Telexistence montre un robot qui ensache seul

La société japonaise présente une démonstration de manipulation autonome et détaille surtout les limites encore à résoudre avant un usage réel.

Telexistence a publié le 10 juin les résultats de sa participation au programme Physical AI Fellowship 2026, avec une démonstration centrée sur un humanoïde capable de mettre des articles de supérette dans un sac sans téléopération. L’entreprise japonaise indique que le robot manipule des bouteilles, des onigiri et des snacks sur un comptoir de caisse, puis les place dans un sac avec ses deux bras. Le point important n’est pas le décor de magasin, mais l’architecture annoncée : Telexistence dit utiliser une seule politique VLA, c’est-à-dire un modèle vision-langage-action qui transforme directement perception et instruction en action robotique.
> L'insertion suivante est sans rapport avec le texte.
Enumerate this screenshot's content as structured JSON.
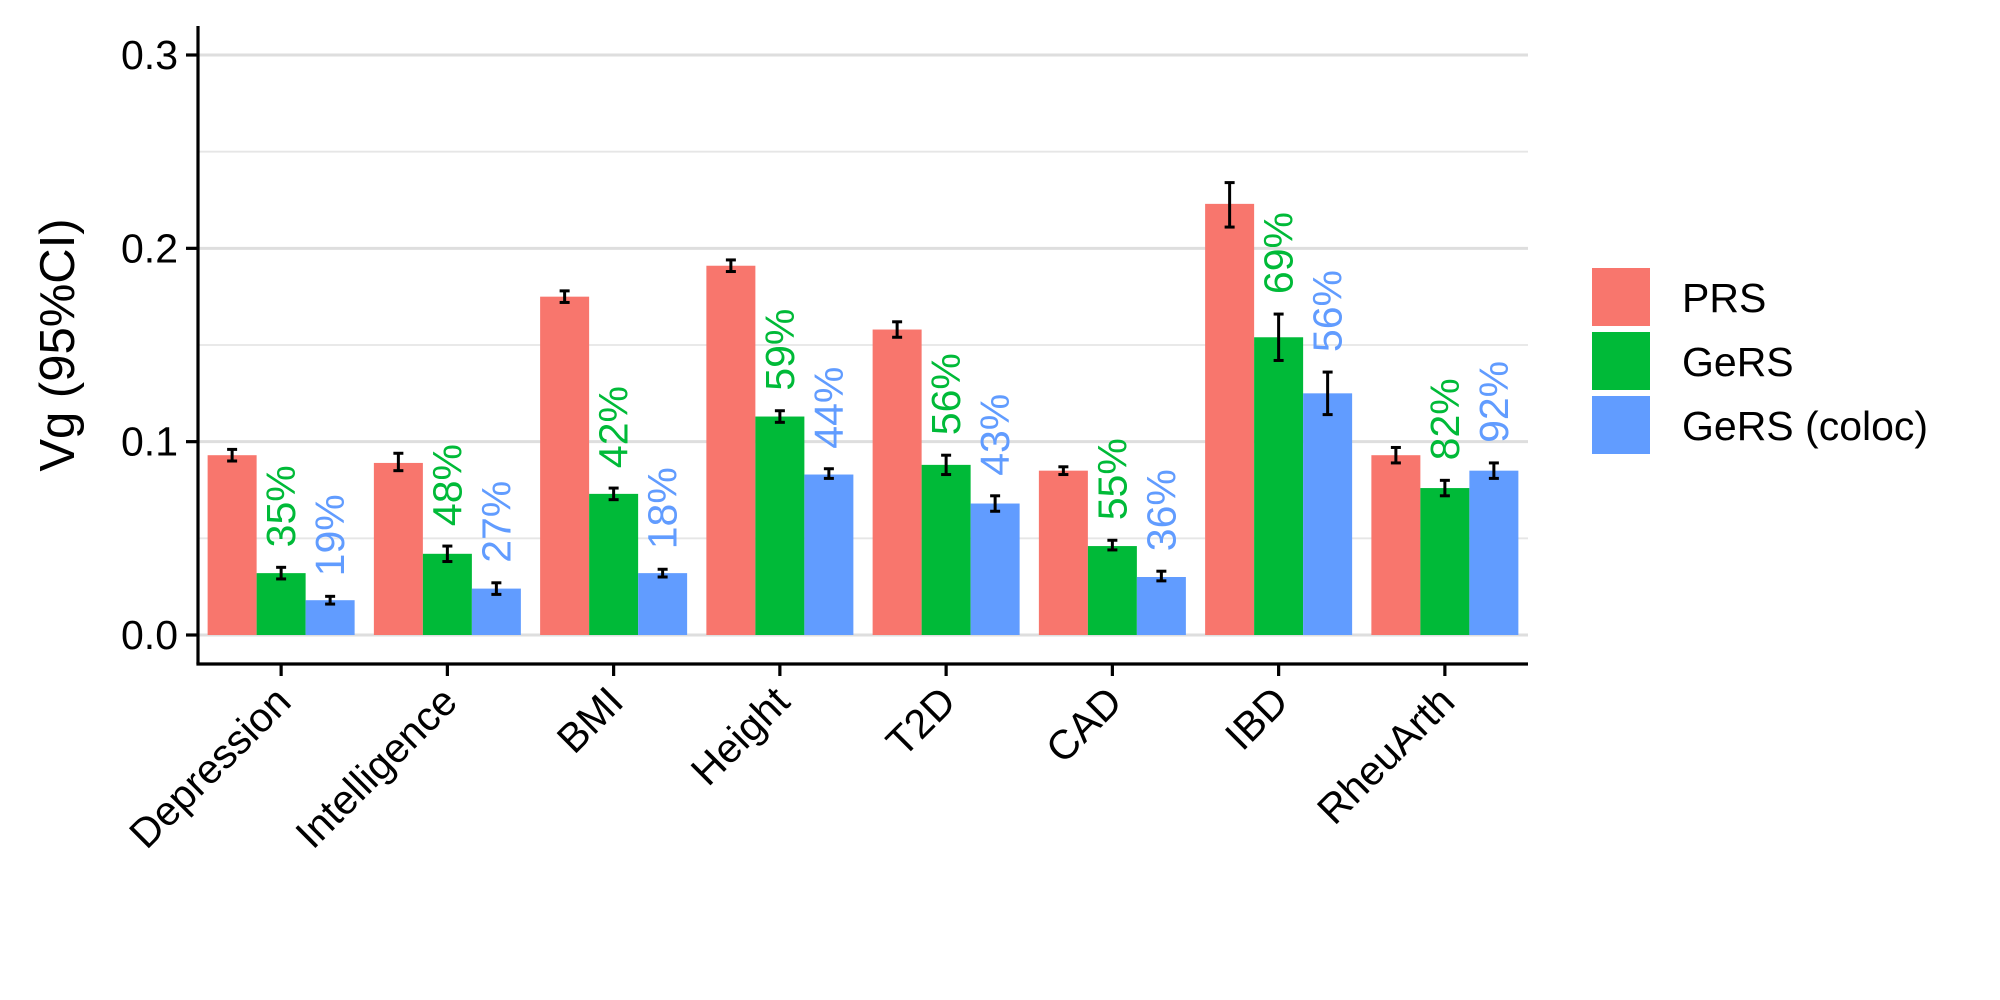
{
  "chart_data": {
    "type": "bar",
    "title": "",
    "xlabel": "",
    "ylabel": "Vg (95%CI)",
    "ylim": [
      -0.015,
      0.315
    ],
    "yticks": [
      0.0,
      0.1,
      0.2,
      0.3
    ],
    "ytick_labels": [
      "0.0",
      "0.1",
      "0.2",
      "0.3"
    ],
    "grid": true,
    "legend_position": "right",
    "categories": [
      "Depression",
      "Intelligence",
      "BMI",
      "Height",
      "T2D",
      "CAD",
      "IBD",
      "RheuArth"
    ],
    "series": [
      {
        "name": "PRS",
        "color": "#F8766D",
        "values": [
          0.093,
          0.089,
          0.175,
          0.191,
          0.158,
          0.085,
          0.223,
          0.093
        ],
        "ci_low": [
          0.09,
          0.085,
          0.172,
          0.188,
          0.154,
          0.083,
          0.211,
          0.089
        ],
        "ci_high": [
          0.096,
          0.094,
          0.178,
          0.194,
          0.162,
          0.087,
          0.234,
          0.097
        ]
      },
      {
        "name": "GeRS",
        "color": "#00BA38",
        "values": [
          0.032,
          0.042,
          0.073,
          0.113,
          0.088,
          0.046,
          0.154,
          0.076
        ],
        "ci_low": [
          0.029,
          0.038,
          0.07,
          0.11,
          0.083,
          0.044,
          0.142,
          0.072
        ],
        "ci_high": [
          0.035,
          0.046,
          0.076,
          0.116,
          0.093,
          0.049,
          0.166,
          0.08
        ],
        "percent_labels": [
          "35%",
          "48%",
          "42%",
          "59%",
          "56%",
          "55%",
          "69%",
          "82%"
        ],
        "percent_color": "#00BA38"
      },
      {
        "name": "GeRS (coloc)",
        "color": "#619CFF",
        "values": [
          0.018,
          0.024,
          0.032,
          0.083,
          0.068,
          0.03,
          0.125,
          0.085
        ],
        "ci_low": [
          0.016,
          0.021,
          0.03,
          0.081,
          0.064,
          0.028,
          0.114,
          0.081
        ],
        "ci_high": [
          0.02,
          0.027,
          0.034,
          0.086,
          0.072,
          0.033,
          0.136,
          0.089
        ],
        "percent_labels": [
          "19%",
          "27%",
          "18%",
          "44%",
          "43%",
          "36%",
          "56%",
          "92%"
        ],
        "percent_color": "#619CFF"
      }
    ]
  }
}
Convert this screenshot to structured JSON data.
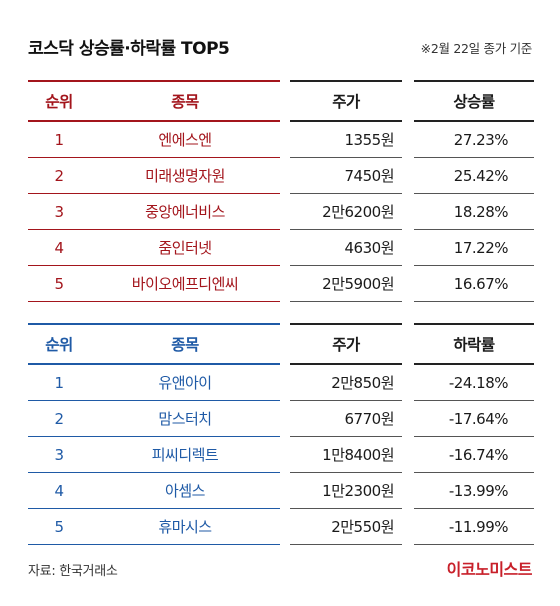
{
  "title": "코스닥 상승률·하락률 TOP5",
  "basis_note": "※2월 22일 종가 기준",
  "gainers": {
    "headers": {
      "rank": "순위",
      "name": "종목",
      "price": "주가",
      "rate": "상승률"
    },
    "rows": [
      {
        "rank": "1",
        "name": "엔에스엔",
        "price": "1355원",
        "rate": "27.23%"
      },
      {
        "rank": "2",
        "name": "미래생명자원",
        "price": "7450원",
        "rate": "25.42%"
      },
      {
        "rank": "3",
        "name": "중앙에너비스",
        "price": "2만6200원",
        "rate": "18.28%"
      },
      {
        "rank": "4",
        "name": "줌인터넷",
        "price": "4630원",
        "rate": "17.22%"
      },
      {
        "rank": "5",
        "name": "바이오에프디엔씨",
        "price": "2만5900원",
        "rate": "16.67%"
      }
    ]
  },
  "losers": {
    "headers": {
      "rank": "순위",
      "name": "종목",
      "price": "주가",
      "rate": "하락률"
    },
    "rows": [
      {
        "rank": "1",
        "name": "유앤아이",
        "price": "2만850원",
        "rate": "-24.18%"
      },
      {
        "rank": "2",
        "name": "맘스터치",
        "price": "6770원",
        "rate": "-17.64%"
      },
      {
        "rank": "3",
        "name": "피씨디렉트",
        "price": "1만8400원",
        "rate": "-16.74%"
      },
      {
        "rank": "4",
        "name": "아셈스",
        "price": "1만2300원",
        "rate": "-13.99%"
      },
      {
        "rank": "5",
        "name": "휴마시스",
        "price": "2만550원",
        "rate": "-11.99%"
      }
    ]
  },
  "source": "자료: 한국거래소",
  "brand": "이코노미스트",
  "colors": {
    "gainers_accent": "#a3151c",
    "losers_accent": "#1f5aa6",
    "brand": "#c8202a"
  }
}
Dans beaucoup de démonstrations de robotique, une tâche apparemment fluide peut cacher une chaîne de modules spécialisés, ou une intervention humaine à distance. Ici, Telexistence insiste sur l’absence de téléopération pendant la séquence et sur le choix d’un modèle unique, sans passage de relais entre plusieurs sous-systèmes. Ce choix est ambitieux parce qu’il vise un comportement plus général, mais il rend aussi les limites très visibles. L’entreprise reconnaît que la vitesse n’est pas encore au niveau d’un déploiement pratique, que les mouvements restent saccadés et qu’un déplacement de quelques centimètres dans la position des objets peut faire chuter le taux de réussite.

La source est donc intéressante précisément parce qu’elle ne présente pas la démonstration comme un produit fini. Telexistence relie cette étape à son travail avec NVIDIA autour de DreamZero, un « world model », ou modèle du monde, censé prédire les états futurs d’un robot et de la scène qui l’entoure. L’entreprise affirme avoir utilisé des données réelles de téléopération humanoïde hors ligne pour vérifier que ce type de données physiques peut nourrir l’entraînement de modèles de fondation robotiques. En clair, il s’agit de transformer l’expérience accumulée par des robots opérant dans le monde réel en données utilisables pour apprendre des gestes plus autonomes.

L’enjeu dépasse une seule vidéo. Telexistence exploite déjà des robots dans des environnements commerciaux, notamment la distribution, et cherche à convertir cette présence en avantage de données. Pour la robotique, c’est un signal sobre mais utile : la compétition ne porte plus seulement sur la forme humanoïde ou la qualité des mains. Elle porte sur la boucle complète, collecte de gestes réels, apprentissage d’une politique unique, simulation ou prédiction avec modèle du monde, puis retour sur matériel physique. La démonstration montre aussi pourquoi le chemin reste long. Ensacher quelques objets est une tâche limitée, lente et fragile, mais elle expose clairement les obstacles que la robotique d’usage devra franchir avant de sortir du mode démonstration.